Anderson: Ahoy, ye music pirates

Though students are always formally advised to take the high road and download music through legal avenues, no one can deny that the ever-dreaded Black Pearl of music piracy, the S.S. Limewire, is terrorizing the waters of the music industry.

Armed with bit torrents and instant file-sharing, Limewire and many other illegal vessels like it are pillaging and infiltrating music libraries everywhere. We ourselves are the music pirates, and our booty is free tunes. But all pirate puns aside, the illegal downloading of music has been and continues to be a phenomenon that is damaging the music industry beyond repair by granting anyone with an Internet connection access to free music.
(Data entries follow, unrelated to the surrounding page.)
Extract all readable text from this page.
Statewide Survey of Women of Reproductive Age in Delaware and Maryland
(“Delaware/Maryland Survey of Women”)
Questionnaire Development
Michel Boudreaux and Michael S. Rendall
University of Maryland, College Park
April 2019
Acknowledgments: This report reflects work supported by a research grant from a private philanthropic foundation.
The music industry views the practice of piracy as its own personal apocalypse. We hear of individuals that are being scapegoated, charged with four-, five- and six-digit fines for something that more than half of our generation does. The Recording Industry Association of America is desperately trying to salvage what's left of its capsizing ship, but file sharing is but a natural evolution, a byproduct of our technological era. If the music industry wishes to stay afloat, it needs to ride the wave, not fight against it.
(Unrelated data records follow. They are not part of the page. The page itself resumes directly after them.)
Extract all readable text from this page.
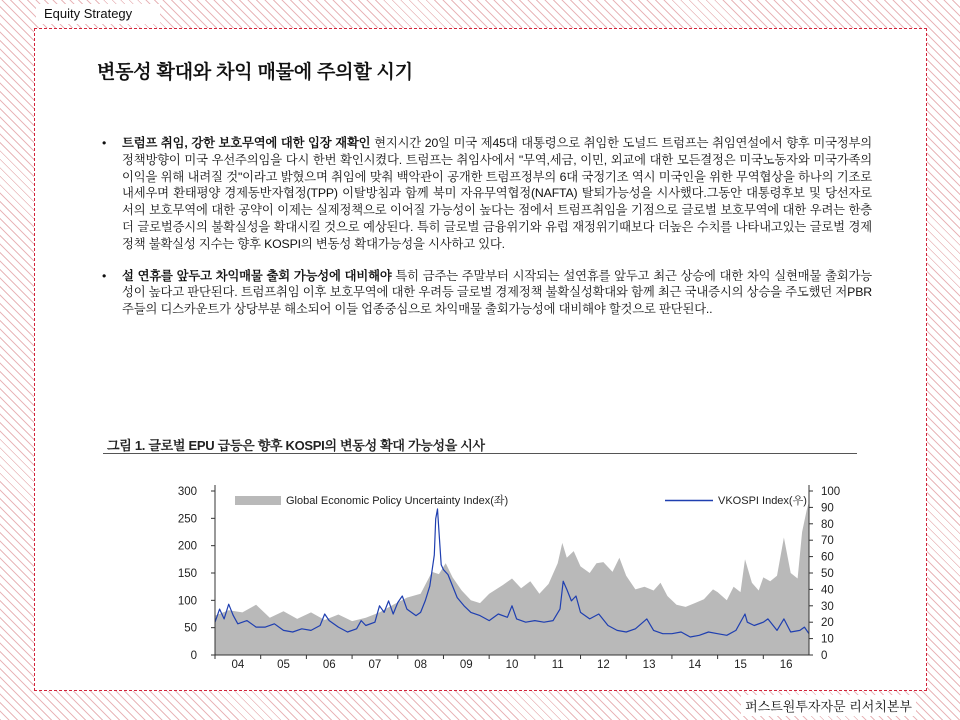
Equity Strategy
변동성 확대와 차익 매물에 주의할 시기
• 트럼프 취임, 강한 보호무역에 대한 입장 재확인 현지시간 20일 미국 제45대 대통령으로 취임한 도널드 트럼프는 취임연설에서 향후 미국정부의 정책방향이 미국 우선주의임을 다시 한번 확인시켰다. 트럼프는 취임사에서 "무역,세금, 이민, 외교에 대한 모든결정은 미국노동자와 미국가족의 이익을 위해 내려질 것"이라고 밝혔으며 취임에 맞춰 백악관이 공개한 트럼프정부의 6대 국정기조 역시 미국인을 위한 무역협상을 하나의 기조로 내세우며 환태평양 경제동반자협정(TPP) 이탈방침과 함께 북미 자유무역협정(NAFTA) 탈퇴가능성을 시사했다.그동안 대통령후보 및 당선자로서의 보호무역에 대한 공약이 이제는 실제정책으로 이어질 가능성이 높다는 점에서 트럼프취임을 기점으로 글로벌 보호무역에 대한 우려는 한층 더 글로벌증시의 불확실성을 확대시킬 것으로 예상된다. 특히 글로벌 금융위기와 유럽 재정위기때보다 더높은 수치를 나타내고있는 글로벌 경제정책 불확실성 지수는 향후 KOSPI의 변동성 확대가능성을 시사하고 있다.
• 설 연휴를 앞두고 차익매물 출회 가능성에 대비해야 특히 금주는 주말부터 시작되는 설연휴를 앞두고 최근 상승에 대한 차익 실현매물 출회가능성이 높다고 판단된다. 트럼프취임 이후 보호무역에 대한 우려등 글로벌 경제정책 불확실성확대와 함께 최근 국내증시의 상승을 주도했던 저PBR주들의 디스카운트가 상당부분 해소되어 이들 업종중심으로 차익매물 출회가능성에 대비해야 할것으로 판단된다..
그림 1. 글로벌 EPU 급등은 향후 KOSPI의 변동성 확대 가능성을 시사
Global Economic Policy Uncertainty Index(좌)	VKOSPI Index(우)
0
50
100
150
200
250
300
0
10
20
30
40
50
60
70
80
90
100
04	05	06	07	08	09	10	11	12	13	14	15	16
퍼스트원투자자문 리서치본부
Music piracy is here to stay. In a 2009 study, researchers analyzed the release of Radiohead's most recent album, In Rainbows - which was made available for whatever users wished to pay through an official website - and found that a majority of fans chose to pay nothing. The authors of the study argue that music rights holders need to find "new ways" and "new places" to generate income from their music rather than chasing illegal downloaders. Some of these strategies could include forming licensing agreements with YouTube or legal peer-to-peer websites. Rights holders and the RIAA could make money through advertising, giving away free music while publicizing merchandise or tour dates. Innovation is key. Instead of viewing music piracy as a detriment to growth, the recording industry needs to cut its losses and try to take advantage of the situation.
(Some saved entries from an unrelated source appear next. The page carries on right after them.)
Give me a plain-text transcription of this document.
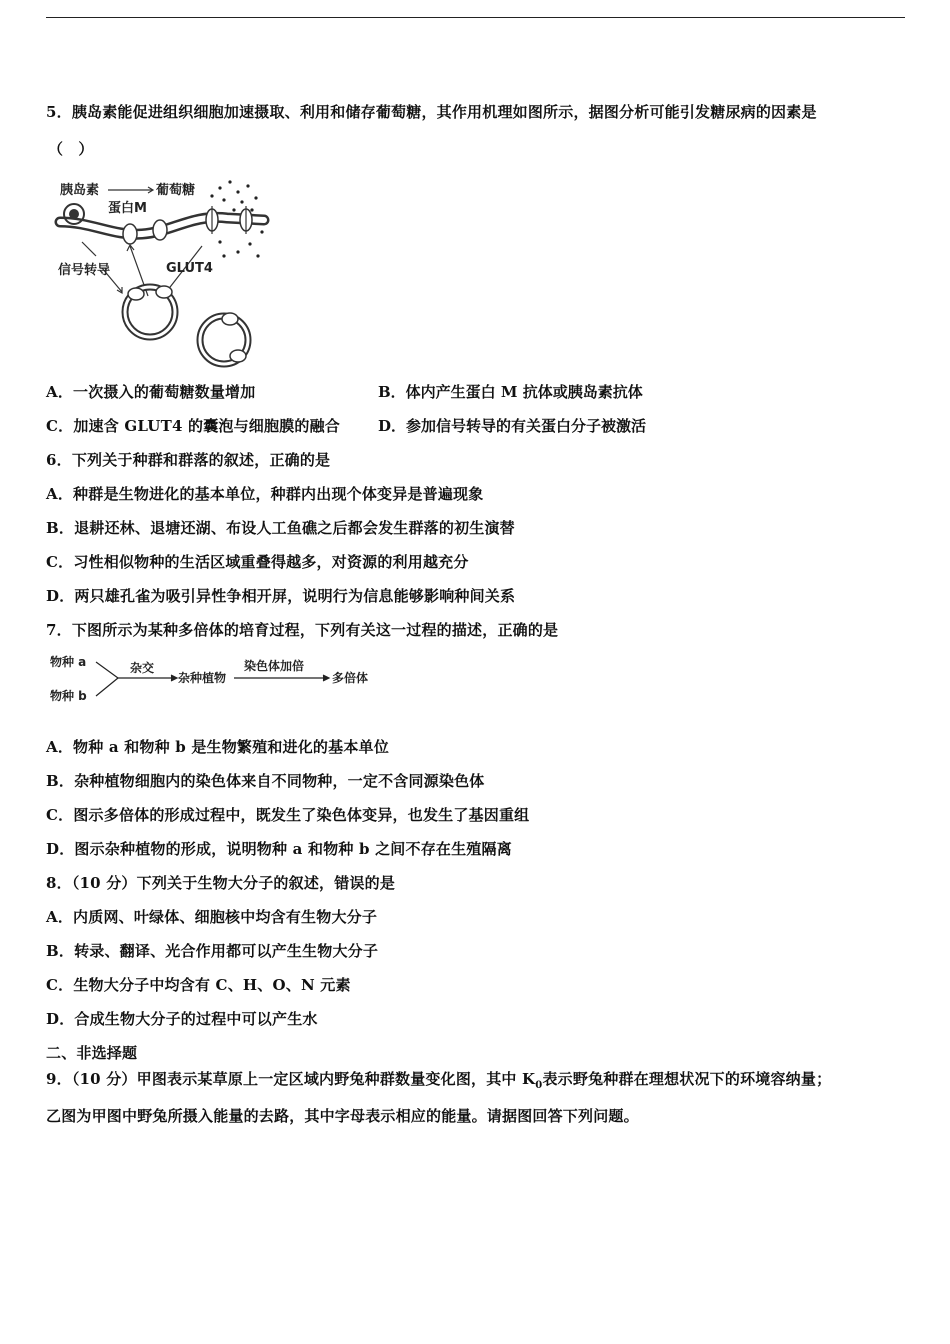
5．胰岛素能促进组织细胞加速摄取、利用和储存葡萄糖，其作用机理如图所示，据图分析可能引发糖尿病的因素是
（　）
胰岛素	葡萄糖
蛋白M
信号转导	GLUT4
A．一次摄入的葡萄糖数量增加	B．体内产生蛋白 M 抗体或胰岛素抗体
C．加速含 GLUT4 的囊泡与细胞膜的融合	D．参加信号转导的有关蛋白分子被激活
6．下列关于种群和群落的叙述，正确的是
A．种群是生物进化的基本单位，种群内出现个体变异是普遍现象
B．退耕还林、退塘还湖、布设人工鱼礁之后都会发生群落的初生演替
C．习性相似物种的生活区域重叠得越多，对资源的利用越充分
D．两只雄孔雀为吸引异性争相开屏，说明行为信息能够影响种间关系
7．下图所示为某种多倍体的培育过程，下列有关这一过程的描述，正确的是
物种 a
物种 b
杂交
杂种植物
染色体加倍
多倍体
A．物种 a 和物种 b 是生物繁殖和进化的基本单位
B．杂种植物细胞内的染色体来自不同物种，一定不含同源染色体
C．图示多倍体的形成过程中，既发生了染色体变异，也发生了基因重组
D．图示杂种植物的形成，说明物种 a 和物种 b 之间不存在生殖隔离
8．（10 分）下列关于生物大分子的叙述，错误的是
A．内质网、叶绿体、细胞核中均含有生物大分子
B．转录、翻译、光合作用都可以产生生物大分子
C．生物大分子中均含有 C、H、O、N 元素
D．合成生物大分子的过程中可以产生水
二、非选择题
9．（10 分）甲图表示某草原上一定区域内野兔种群数量变化图，其中 $K_0$表示野兔种群在理想状况下的环境容纳量；
乙图为甲图中野兔所摄入能量的去路，其中字母表示相应的能量。请据图回答下列问题。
The illegal file-sharing phenomenon hasn't stemmed the flow of music. If anything, more potential fans are exposed to individual songs than to bands themselves; this kind of exposure can be leveraged into sales of concert tickets, T-shirts and limited edition vinyls. I've attended countless concerts to see musicians play songs that I downloaded illegally or got from a friend's zip drive; I imagine that similar situations play out regularly for my fellow pirates.

Though it may be hard for industries such as the RIAA to accept, underground music sharing is a thriving community that consistently generates new fans. Performers have acknowledged this fact, and some even revel in the idea of having their music so widely available.

Anyone going into the music industry nowadays knows what they're getting themselves into: a slew of adoring music pirates looking back at them from the crowd, bobbing and swaying their heads like waves in the open sea. After all, in a world full of music pirates, tunes are the ultimate treasure.